Part One: Chapter Three NHS
In part three I’m going to look at the NHS. The health service has been ruined, in my working lifetime by the people and decisions I’ll list and then develop below.
a) The cult of managerialism along with its tools; slavish reliance on policies & procedures, ‘corporate governance’, performance targets, bonus culture, intra service fake competition instead of collaboration, micromanaging employees, audit, the internal market, commissioning, external regulation and a war on professional values, has been forced into the NHS, without debate or an honest risk and benefit analysis. Managerialism, (which is only one of many business theories), when put to the real world test, does NOT do what it says on the tin. From Thatcher until the present day, the cult of managerialism has been granted the power to relentlessly push the mantra that managers can do no wrong, they must be at the top of the tree with complete executive power. Shudder when you look at this through the lens of this quote from no less than Thomas Hobbes, “The definition of liberty is power cut into little pieces”.
b) Permitting psychopaths and other PDs to run the NHS by promoting them, accepting the values THEY told ministers were the ones they should be judged by, allowing them to control hiring, firing and professional standards until they were too embedded to remove. These are corporate psychopaths, the snakes in suits written about by Dr. Robert Hare, the world No 1 authority on psychopaths. In an evil game of snakes and ladders, the snakes have climbed to the top of the NHS ladder. Once established, this led to the promotion of sub-weasels and snakes by their snake bosses who required hatchet men and women who were not too ambitious or talented that they’d overtake them. These snakes have been handsomely rewarded for failure, failure that is by any measure except their own. They have wrecked the NHS.
c) Managers aping and obeying their political masters have forced social engineering into what is supposed to be a National Health Service, something tasked with meeting the health needs of the UK population. Instead of doing that, because you cannot serve two masters, we are now forced to concentrate on equality and diversity, political correctness, rescuing the victim, championing feminist values and the promotion of women managers for political reasons regardless of their actual skills, competence, experience or knowledge.

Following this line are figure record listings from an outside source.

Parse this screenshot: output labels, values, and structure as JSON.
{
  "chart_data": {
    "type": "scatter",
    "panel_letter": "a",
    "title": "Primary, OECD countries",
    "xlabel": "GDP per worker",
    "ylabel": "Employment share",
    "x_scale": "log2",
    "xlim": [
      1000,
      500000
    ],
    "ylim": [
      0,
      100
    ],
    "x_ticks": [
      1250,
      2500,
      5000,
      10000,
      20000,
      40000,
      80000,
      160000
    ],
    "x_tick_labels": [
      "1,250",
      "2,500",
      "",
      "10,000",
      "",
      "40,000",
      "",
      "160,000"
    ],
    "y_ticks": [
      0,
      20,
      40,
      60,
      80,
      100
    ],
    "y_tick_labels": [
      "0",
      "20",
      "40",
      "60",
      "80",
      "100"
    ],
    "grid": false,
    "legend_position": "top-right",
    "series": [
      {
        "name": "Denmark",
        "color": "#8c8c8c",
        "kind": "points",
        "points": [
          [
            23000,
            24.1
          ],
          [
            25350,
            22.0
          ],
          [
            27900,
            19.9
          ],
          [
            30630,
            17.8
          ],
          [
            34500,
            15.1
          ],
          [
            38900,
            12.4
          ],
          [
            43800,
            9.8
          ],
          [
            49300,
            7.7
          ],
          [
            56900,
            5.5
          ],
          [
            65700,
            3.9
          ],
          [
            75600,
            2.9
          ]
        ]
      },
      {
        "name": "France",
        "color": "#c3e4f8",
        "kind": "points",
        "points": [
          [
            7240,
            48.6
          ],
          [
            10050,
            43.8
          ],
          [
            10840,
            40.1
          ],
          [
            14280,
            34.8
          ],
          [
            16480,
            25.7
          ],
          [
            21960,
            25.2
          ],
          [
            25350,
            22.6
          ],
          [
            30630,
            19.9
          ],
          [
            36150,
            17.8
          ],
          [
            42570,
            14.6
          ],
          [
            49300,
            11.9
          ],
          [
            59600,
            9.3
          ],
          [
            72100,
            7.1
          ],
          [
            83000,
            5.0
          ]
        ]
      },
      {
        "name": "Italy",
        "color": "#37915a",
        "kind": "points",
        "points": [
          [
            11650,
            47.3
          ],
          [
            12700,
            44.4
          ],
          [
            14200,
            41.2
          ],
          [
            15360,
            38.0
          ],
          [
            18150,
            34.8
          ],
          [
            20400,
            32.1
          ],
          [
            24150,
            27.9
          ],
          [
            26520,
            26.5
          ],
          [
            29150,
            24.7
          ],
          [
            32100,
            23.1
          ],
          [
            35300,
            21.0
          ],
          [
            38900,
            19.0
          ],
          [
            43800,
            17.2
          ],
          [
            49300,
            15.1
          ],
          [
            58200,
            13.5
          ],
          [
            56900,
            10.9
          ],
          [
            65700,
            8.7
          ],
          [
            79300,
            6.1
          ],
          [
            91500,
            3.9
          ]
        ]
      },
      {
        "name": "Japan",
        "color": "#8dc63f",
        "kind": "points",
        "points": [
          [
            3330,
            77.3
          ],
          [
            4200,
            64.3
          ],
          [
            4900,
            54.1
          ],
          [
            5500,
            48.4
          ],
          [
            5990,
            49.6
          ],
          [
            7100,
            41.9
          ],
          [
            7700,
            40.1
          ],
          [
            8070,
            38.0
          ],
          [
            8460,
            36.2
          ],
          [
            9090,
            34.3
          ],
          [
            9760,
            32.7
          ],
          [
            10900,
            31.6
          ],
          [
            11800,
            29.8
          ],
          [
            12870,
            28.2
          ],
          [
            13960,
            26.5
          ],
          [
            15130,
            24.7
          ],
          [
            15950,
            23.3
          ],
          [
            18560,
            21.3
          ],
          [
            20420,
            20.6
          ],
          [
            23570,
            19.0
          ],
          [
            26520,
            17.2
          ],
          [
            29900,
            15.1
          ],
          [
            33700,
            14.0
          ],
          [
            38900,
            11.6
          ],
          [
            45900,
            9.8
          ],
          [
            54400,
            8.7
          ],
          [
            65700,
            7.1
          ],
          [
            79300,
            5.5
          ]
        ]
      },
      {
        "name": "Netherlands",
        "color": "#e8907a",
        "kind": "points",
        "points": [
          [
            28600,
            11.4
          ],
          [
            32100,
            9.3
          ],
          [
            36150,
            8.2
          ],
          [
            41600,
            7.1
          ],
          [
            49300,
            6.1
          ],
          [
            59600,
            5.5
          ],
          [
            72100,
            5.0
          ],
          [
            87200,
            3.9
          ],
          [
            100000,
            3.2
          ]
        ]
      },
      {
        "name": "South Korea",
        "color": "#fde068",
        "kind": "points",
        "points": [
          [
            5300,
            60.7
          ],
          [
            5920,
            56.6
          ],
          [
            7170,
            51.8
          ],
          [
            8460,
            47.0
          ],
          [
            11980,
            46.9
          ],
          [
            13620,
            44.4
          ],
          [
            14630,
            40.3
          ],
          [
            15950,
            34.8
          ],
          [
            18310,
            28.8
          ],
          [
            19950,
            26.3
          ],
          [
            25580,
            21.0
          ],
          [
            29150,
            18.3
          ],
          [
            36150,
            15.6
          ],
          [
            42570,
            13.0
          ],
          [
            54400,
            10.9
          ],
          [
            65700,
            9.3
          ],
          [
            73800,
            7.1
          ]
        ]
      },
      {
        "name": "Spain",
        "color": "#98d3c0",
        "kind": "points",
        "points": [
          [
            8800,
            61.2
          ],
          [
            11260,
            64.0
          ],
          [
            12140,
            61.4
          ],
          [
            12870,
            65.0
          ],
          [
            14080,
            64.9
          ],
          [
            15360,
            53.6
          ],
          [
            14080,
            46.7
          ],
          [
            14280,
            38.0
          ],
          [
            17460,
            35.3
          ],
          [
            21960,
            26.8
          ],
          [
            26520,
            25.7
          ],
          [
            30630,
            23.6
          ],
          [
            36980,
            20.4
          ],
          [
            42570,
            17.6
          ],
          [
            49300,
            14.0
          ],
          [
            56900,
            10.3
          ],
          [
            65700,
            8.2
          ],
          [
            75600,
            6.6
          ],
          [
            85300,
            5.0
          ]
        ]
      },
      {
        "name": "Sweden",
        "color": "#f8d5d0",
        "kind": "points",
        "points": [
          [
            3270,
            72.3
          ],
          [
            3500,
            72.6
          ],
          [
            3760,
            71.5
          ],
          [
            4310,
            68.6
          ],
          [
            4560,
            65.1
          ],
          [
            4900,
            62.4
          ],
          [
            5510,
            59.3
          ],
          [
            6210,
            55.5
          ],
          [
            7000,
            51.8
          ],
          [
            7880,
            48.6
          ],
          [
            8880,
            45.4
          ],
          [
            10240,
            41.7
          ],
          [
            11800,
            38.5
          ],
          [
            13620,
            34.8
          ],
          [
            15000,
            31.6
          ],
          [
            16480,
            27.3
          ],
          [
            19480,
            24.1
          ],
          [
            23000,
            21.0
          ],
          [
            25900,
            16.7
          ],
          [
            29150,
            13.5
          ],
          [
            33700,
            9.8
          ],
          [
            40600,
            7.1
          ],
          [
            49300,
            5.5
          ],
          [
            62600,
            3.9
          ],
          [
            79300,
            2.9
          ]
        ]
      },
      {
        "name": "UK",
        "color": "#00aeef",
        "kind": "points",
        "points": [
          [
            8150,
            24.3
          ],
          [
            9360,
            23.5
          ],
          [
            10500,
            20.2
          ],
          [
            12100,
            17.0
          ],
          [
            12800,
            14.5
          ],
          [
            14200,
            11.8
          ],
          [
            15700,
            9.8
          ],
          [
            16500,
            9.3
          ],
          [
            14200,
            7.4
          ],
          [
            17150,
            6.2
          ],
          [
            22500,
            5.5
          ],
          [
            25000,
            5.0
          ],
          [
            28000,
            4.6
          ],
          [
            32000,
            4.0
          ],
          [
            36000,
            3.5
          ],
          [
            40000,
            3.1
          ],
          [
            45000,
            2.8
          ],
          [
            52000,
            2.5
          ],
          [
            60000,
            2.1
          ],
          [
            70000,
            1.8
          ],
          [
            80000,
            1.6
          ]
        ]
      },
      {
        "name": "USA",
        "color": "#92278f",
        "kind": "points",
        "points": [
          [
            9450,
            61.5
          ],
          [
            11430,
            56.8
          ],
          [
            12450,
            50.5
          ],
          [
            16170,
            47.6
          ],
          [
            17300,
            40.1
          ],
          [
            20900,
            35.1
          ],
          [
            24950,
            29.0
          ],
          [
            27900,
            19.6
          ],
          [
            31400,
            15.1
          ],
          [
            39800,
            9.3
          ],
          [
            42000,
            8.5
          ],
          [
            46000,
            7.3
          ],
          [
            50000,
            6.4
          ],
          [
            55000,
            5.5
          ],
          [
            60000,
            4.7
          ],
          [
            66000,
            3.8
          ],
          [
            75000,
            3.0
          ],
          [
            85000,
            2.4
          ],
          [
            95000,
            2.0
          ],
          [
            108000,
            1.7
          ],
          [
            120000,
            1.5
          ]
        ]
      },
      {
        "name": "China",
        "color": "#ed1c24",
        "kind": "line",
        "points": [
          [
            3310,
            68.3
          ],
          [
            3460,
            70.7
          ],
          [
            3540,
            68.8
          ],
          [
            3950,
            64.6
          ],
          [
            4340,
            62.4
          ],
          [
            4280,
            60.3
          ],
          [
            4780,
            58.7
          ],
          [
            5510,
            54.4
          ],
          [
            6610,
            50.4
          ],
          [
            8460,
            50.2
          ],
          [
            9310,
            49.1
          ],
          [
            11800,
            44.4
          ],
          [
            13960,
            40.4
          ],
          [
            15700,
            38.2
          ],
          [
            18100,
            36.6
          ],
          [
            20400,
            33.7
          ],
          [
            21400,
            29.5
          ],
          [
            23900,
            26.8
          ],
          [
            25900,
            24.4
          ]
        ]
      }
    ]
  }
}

d) The values of the neo-liberal marketplace were forced into the NHS, forcing out the value system that operated before, namely professional medical ethics.
I aim below to demonstrate that the market values of managerialism are antithetical to the ethics of the professions, specifically medicine and nursing and because of this, professional values were not merely left to wither, but were targeted and smashed. Well known Australian economist John Quiggin puts it this way,
“Managerialism systematically erodes both altruism and professionalism.”